Across all that vast expanse of time and space is an equally long list of achievements. In 1979, it made a close approach by Jupiter, sending back some of the most spectacular images of the planet. Thanks to Voyager, scientists discovered the existence of active volcanoes on Io, one of Jupiter’s moons. This was a major discovery, as previously, the only known volcanoes were on Earth. From there, Voyager photographed Saturn and its moons before proceeding through the heliosphere, a bubble-like region created by solar wind. All that time, Voyager continued to record and transmit data back to Earth, helping scientists learn much about the outer limits of our Solar System.
But this letter isn’t really about Voyager. It’s about Earth.
Rewind back to February 14th, 1990. Having completed its primary mission, Carl Sagan, the famous astronomer and author, asked NASA to turn the probe’s camera around to take one last photograph of Earth and the other planets. Between February 1 and June 6, Voyager took sixty still images. Each image contained about 640,000 individual pixels, and as the probe was so far away, it took about 51⁄2 hours for each pixel to reach Earth.
The most famous of these photographs was of our home planet—now just a pale blue dot amidst the infinite blackness of space.
If you’ve ever seen this photo, you know what a stirring, thought-provoking image it is. Imagine our world, filled with life, oceans, mountains, deserts, forests and cities, reduced to nothing more than a speck. It serves to illustrate just how small we really are compared to the unceasing vastness of the Universe. But it also serves another, more powerful purpose.
These days, we know that the Milky Way galaxy isn’t empty. It’s bursting with stars, cosmic rays, solar wind, clouds of dust, asteroids, comets, and even other planets. But it contains no other life, none that we’ve found. The closest planet potentially capable of supporting life is so far distant, it would take millions—millions!—of years to get there. That’s longer than our species has even been alive.
Until further notice, we are alone.
Our pale blue dot is just one of billions in the night sky, but it is unique. We are on an island amidst a dark, silent ocean. An oasis inside the barrenness of space. A single, precious garden surrounded totally by desert.

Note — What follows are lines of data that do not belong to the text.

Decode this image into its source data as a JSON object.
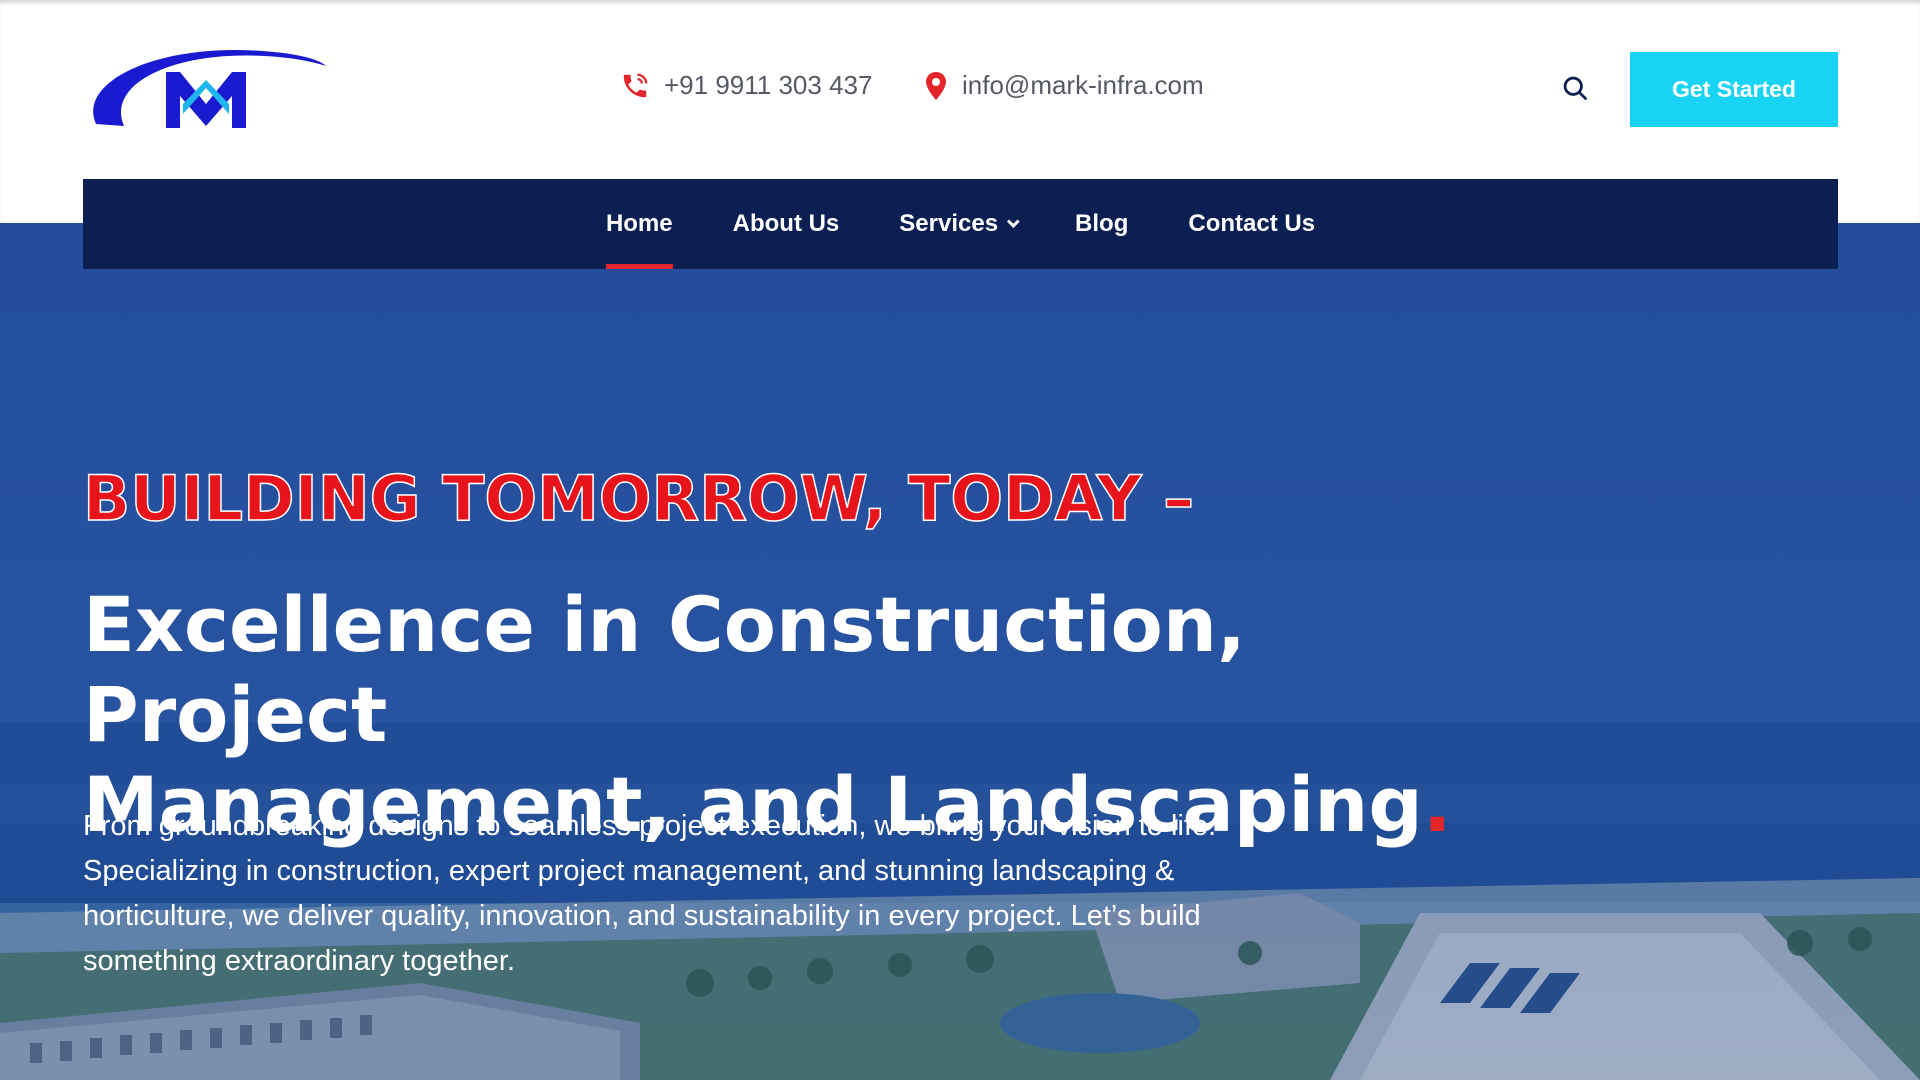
{
  "header": {
    "logo_alt": "M",
    "phone": "+91 9911 303 437",
    "email": "info@mark-infra.com",
    "cta_label": "Get Started"
  },
  "nav": {
    "items": [
      {
        "label": "Home",
        "active": true
      },
      {
        "label": "About Us"
      },
      {
        "label": "Services",
        "dropdown": true
      },
      {
        "label": "Blog"
      },
      {
        "label": "Contact Us"
      }
    ]
  },
  "hero": {
    "tagline": "BUILDING TOMORROW, TODAY –",
    "headline_line1": "Excellence in Construction, Project",
    "headline_line2": "Management, and Landscaping",
    "headline_dot": ".",
    "description": "From groundbreaking designs to seamless project execution, we bring your vision to life. Specializing in construction, expert project management, and stunning landscaping & horticulture, we deliver quality, innovation, and sustainability in every project. Let’s build something extraordinary together."
  },
  "colors": {
    "accent_red": "#e3262c",
    "nav_bg": "#0c1f52",
    "cta_bg": "#19d3f4",
    "logo_blue": "#1a1ad0",
    "logo_cyan": "#1fb6f0"
  },
  "icons": {
    "phone": "phone-icon",
    "location": "location-pin-icon",
    "search": "search-icon",
    "dropdown": "chevron-down-icon"
  }
}
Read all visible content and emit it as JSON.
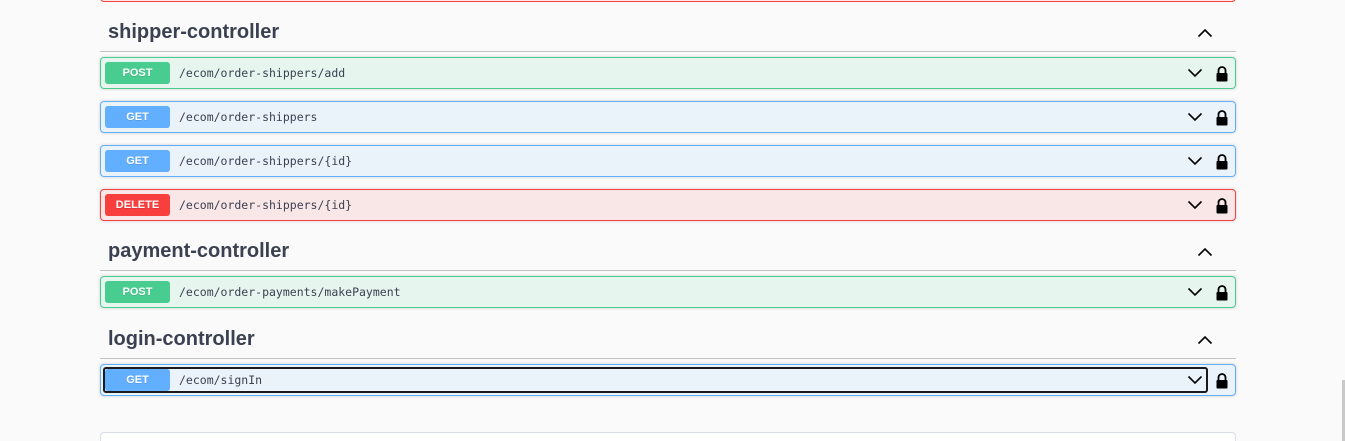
{
  "sections": [
    {
      "title": "shipper-controller",
      "operations": [
        {
          "method": "POST",
          "path": "/ecom/order-shippers/add"
        },
        {
          "method": "GET",
          "path": "/ecom/order-shippers"
        },
        {
          "method": "GET",
          "path": "/ecom/order-shippers/{id}"
        },
        {
          "method": "DELETE",
          "path": "/ecom/order-shippers/{id}"
        }
      ]
    },
    {
      "title": "payment-controller",
      "operations": [
        {
          "method": "POST",
          "path": "/ecom/order-payments/makePayment"
        }
      ]
    },
    {
      "title": "login-controller",
      "operations": [
        {
          "method": "GET",
          "path": "/ecom/signIn"
        }
      ]
    }
  ],
  "icons": {
    "collapse": "chevron-up-icon",
    "expand": "chevron-down-icon",
    "auth": "lock-icon"
  },
  "colors": {
    "post": "#49cc90",
    "get": "#61affe",
    "delete": "#f93e3e"
  }
}
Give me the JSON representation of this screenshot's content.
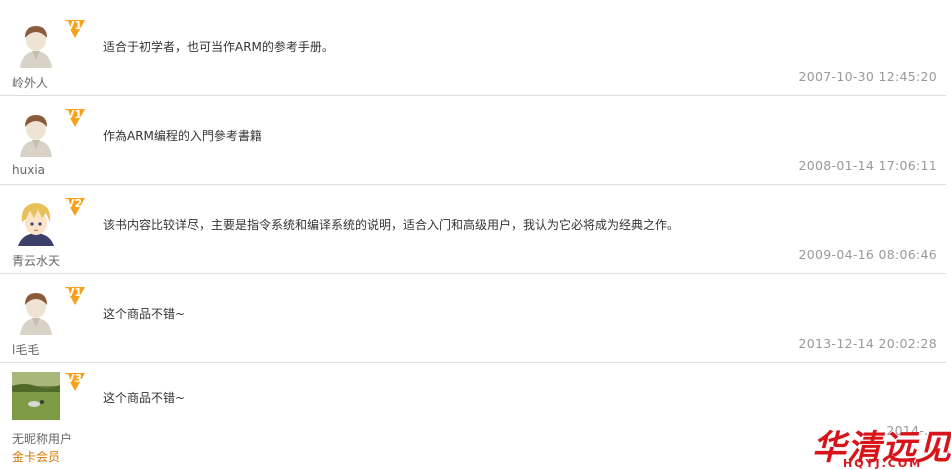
{
  "reviews": [
    {
      "user": "岭外人",
      "level": "V1",
      "level_color": "#f7a21a",
      "avatar": "default-avatar-icon",
      "text": "适合于初学者，也可当作ARM的参考手册。",
      "time": "2007-10-30 12:45:20"
    },
    {
      "user": "huxia",
      "level": "V1",
      "level_color": "#f7a21a",
      "avatar": "default-avatar-icon",
      "text": "作為ARM编程的入門參考書籍",
      "time": "2008-01-14 17:06:11"
    },
    {
      "user": "青云水天",
      "level": "V2",
      "level_color": "#f7a21a",
      "avatar": "anime-avatar",
      "text": "该书内容比较详尽，主要是指令系统和编译系统的说明，适合入门和高级用户，我认为它必将成为经典之作。",
      "time": "2009-04-16 08:06:46"
    },
    {
      "user": "l毛毛",
      "level": "V1",
      "level_color": "#f7a21a",
      "avatar": "default-avatar-icon",
      "text": "这个商品不错~",
      "time": "2013-12-14 20:02:28"
    },
    {
      "user": "无昵称用户",
      "member": "金卡会员",
      "level": "V3",
      "level_color": "#f7a21a",
      "avatar": "landscape-photo-avatar",
      "text": "这个商品不错~",
      "time": "2014-..."
    }
  ],
  "watermark": {
    "text": "华清远见",
    "subtext": "HQYJ.COM",
    "color": "#d7141a"
  }
}
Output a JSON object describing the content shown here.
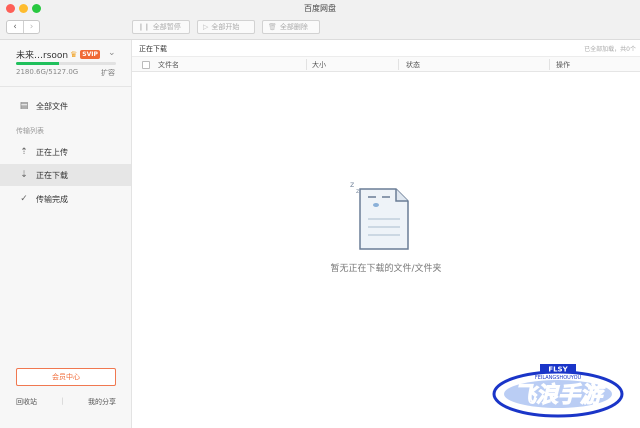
{
  "window": {
    "title": "百度网盘"
  },
  "toolbar": {
    "pause_all": "全部暂停",
    "start_all": "全部开始",
    "delete_all": "全部删除"
  },
  "user": {
    "name": "未来…rsoon",
    "badge": "SVIP",
    "quota": "2180.6G/5127.0G",
    "quota_fraction": 0.425,
    "expand": "扩容"
  },
  "sidebar": {
    "all_files": "全部文件",
    "section_label": "传输列表",
    "uploading": "正在上传",
    "downloading": "正在下载",
    "completed": "传输完成",
    "vip_center": "会员中心",
    "recycle_bin": "回收站",
    "my_share": "我的分享",
    "separator": "|"
  },
  "main": {
    "title": "正在下载",
    "status": "已全部加载，共0个",
    "columns": [
      "文件名",
      "大小",
      "状态",
      "操作"
    ],
    "empty_text": "暂无正在下载的文件/文件夹"
  },
  "overlay": {
    "logo_top": "FLSY",
    "logo_sub": "FEILANGSHOUYOU",
    "logo_main": "飞浪手游"
  },
  "colors": {
    "accent_green": "#20c05c",
    "vip_orange": "#f06a36",
    "logo_blue": "#1a35c8"
  }
}
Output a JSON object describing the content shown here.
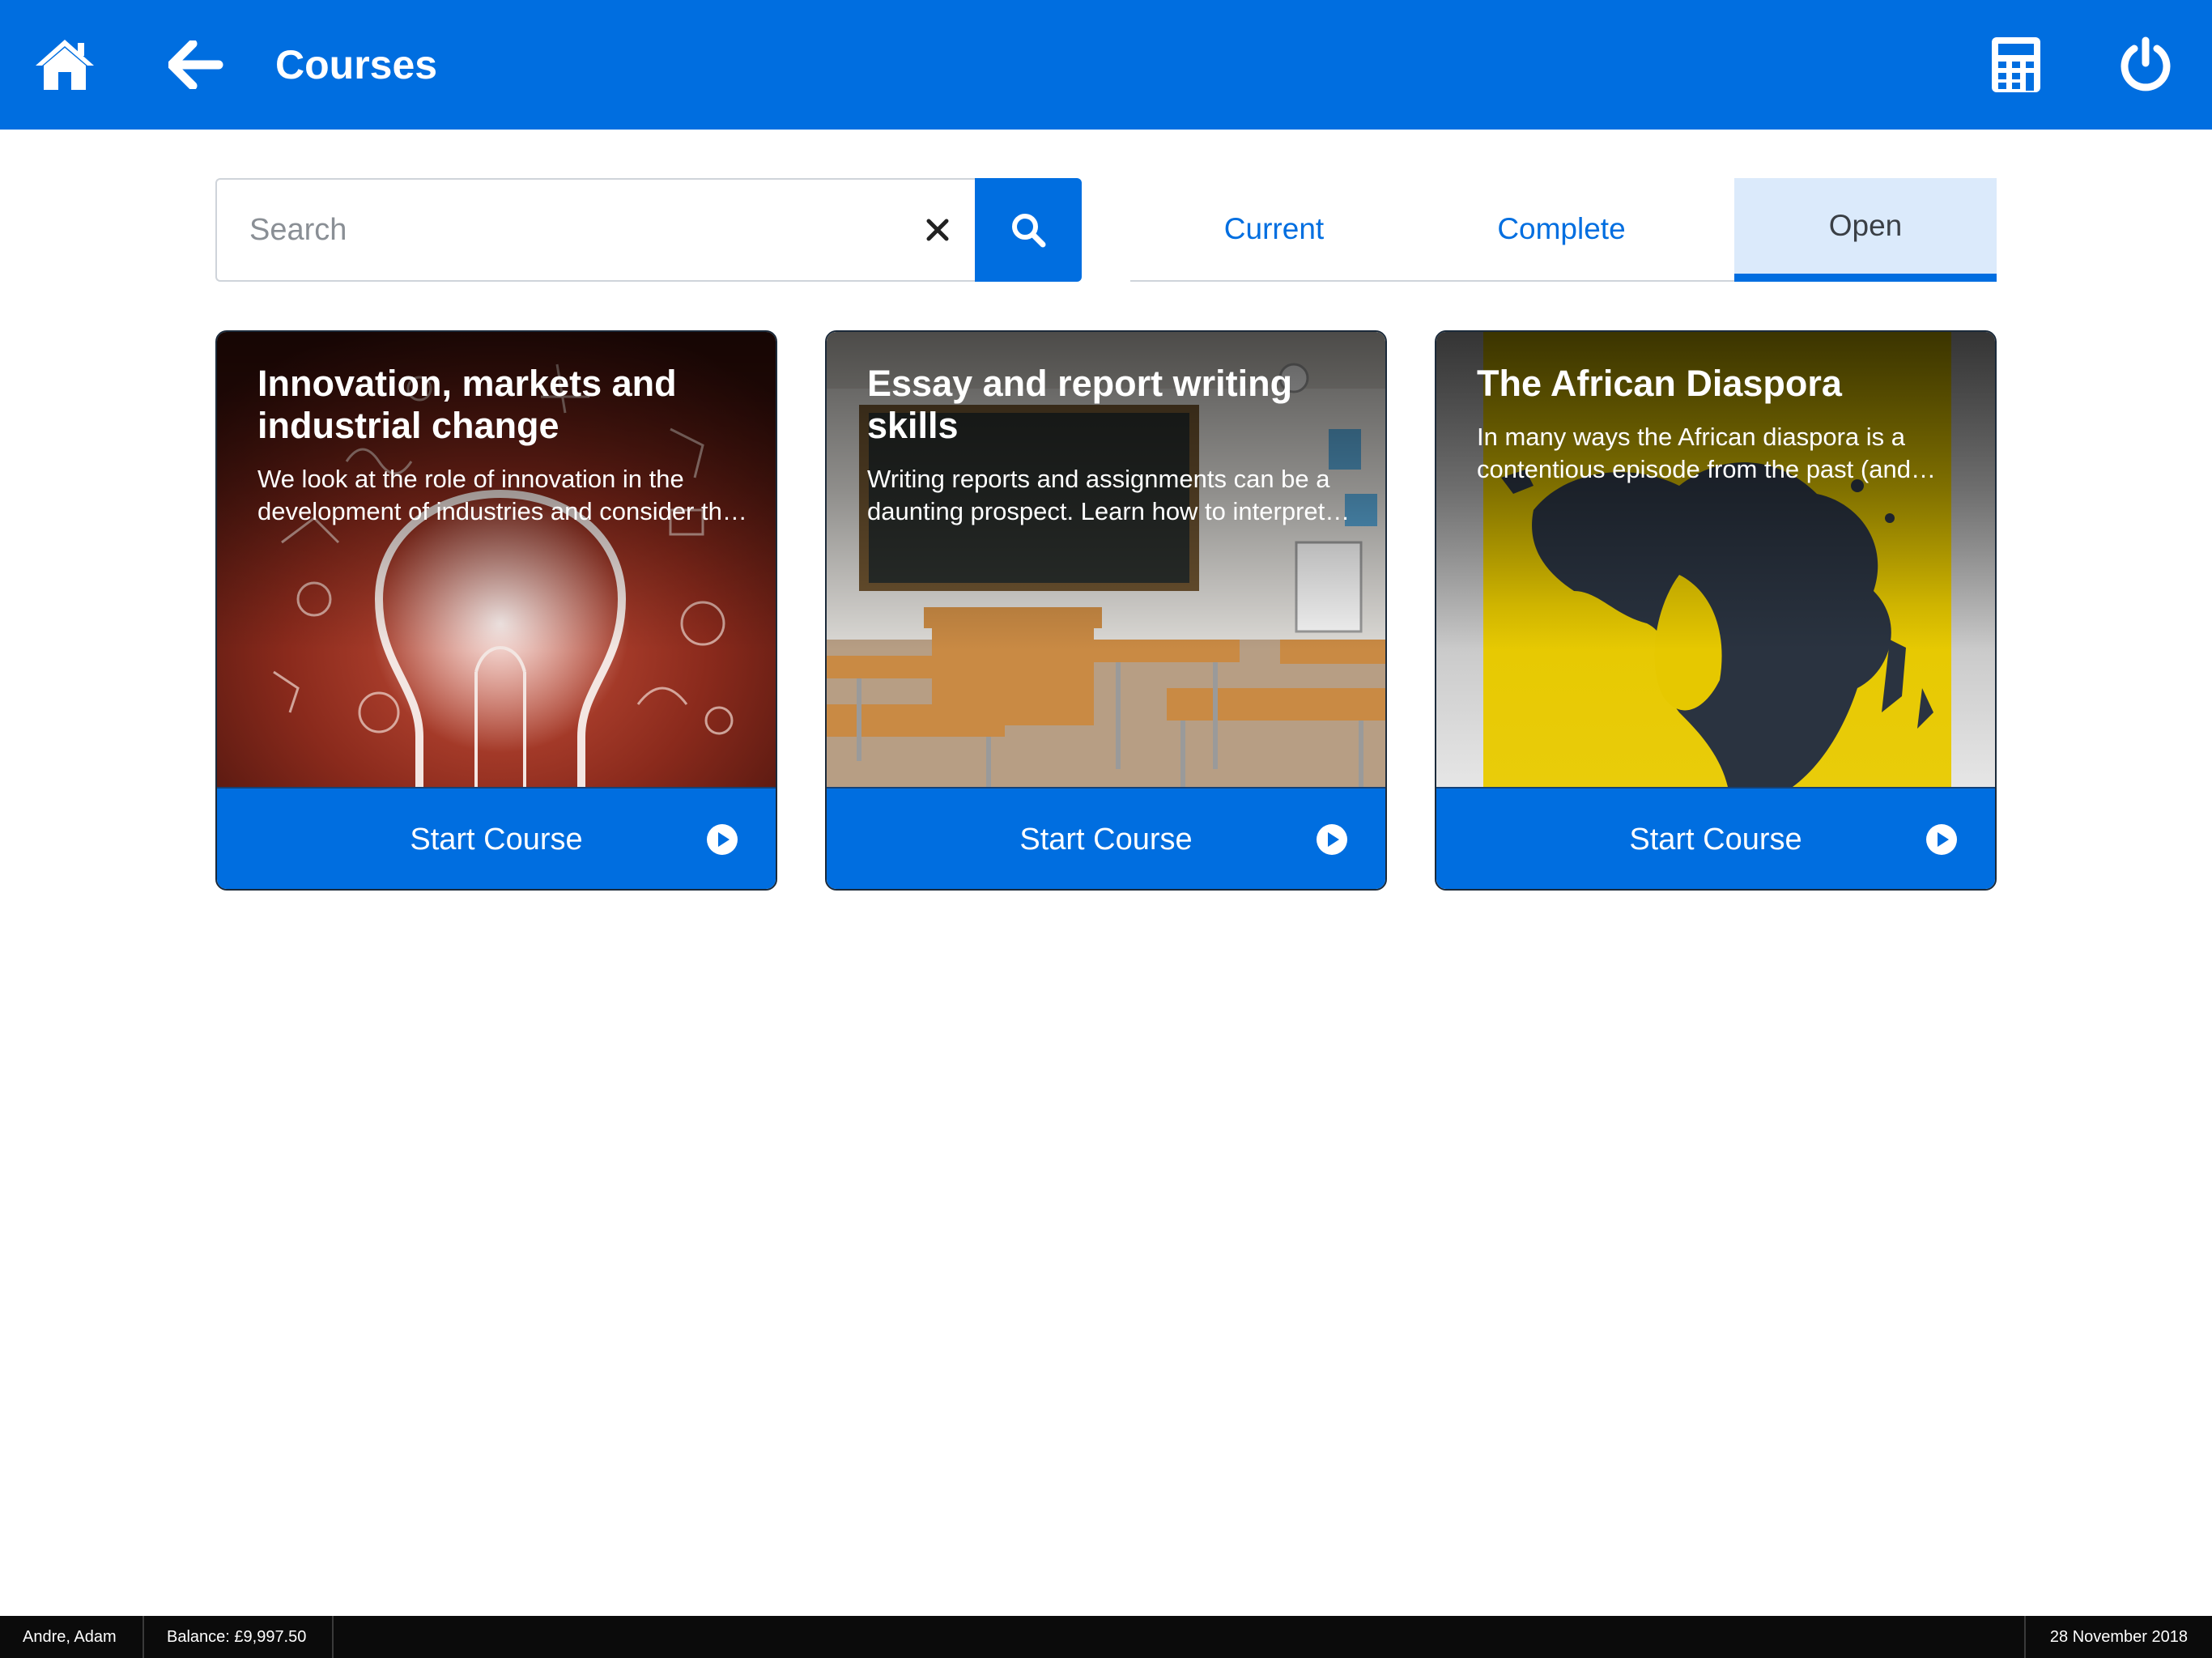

What the pale blue dot photo really shows is that our planet is significant. It’s all we have. It shelters us, sustains us, provides for us, entertains us. If there is another world richer and more beautiful than ours, we’ve yet to find it.
Here’s how Carl Sagan put it:
The Earth is the only world known, so far, to harbor life. There is nowhere else, at least in the near future, to which our species could migrate. Visit, yes. Settle, not yet. Like it or not, for the moment, the Earth is where we make our stand. It has been said that astronomy is a humbling and character-building experience. There is perhaps no better demonstration of the folly of human conceits than this distant image of our tiny world. To me, it underscores our responsibility to deal more kindly with one another and to preserve and cherish the pale blue dot, the only home we've ever known.
- Carl Sagan, Pale Blue Dot: A Vision of the Human Future in Space (Ballantine Books, 1994)
So why should we celebrate Voyager’s birthday? Not just because it’s a record-setting pioneer, the first interstellar traveler we know of. Not just because of the contributions it has made to science. Not just because it will probably still be traveling the cosmos even after the Earth itself is long gone.
We celebrate it because this little probe is the ultimate example of both our ingenuity and our fragility. Because it’s a postcard from us, the people of the pale blue dot, to the rest of the galaxy.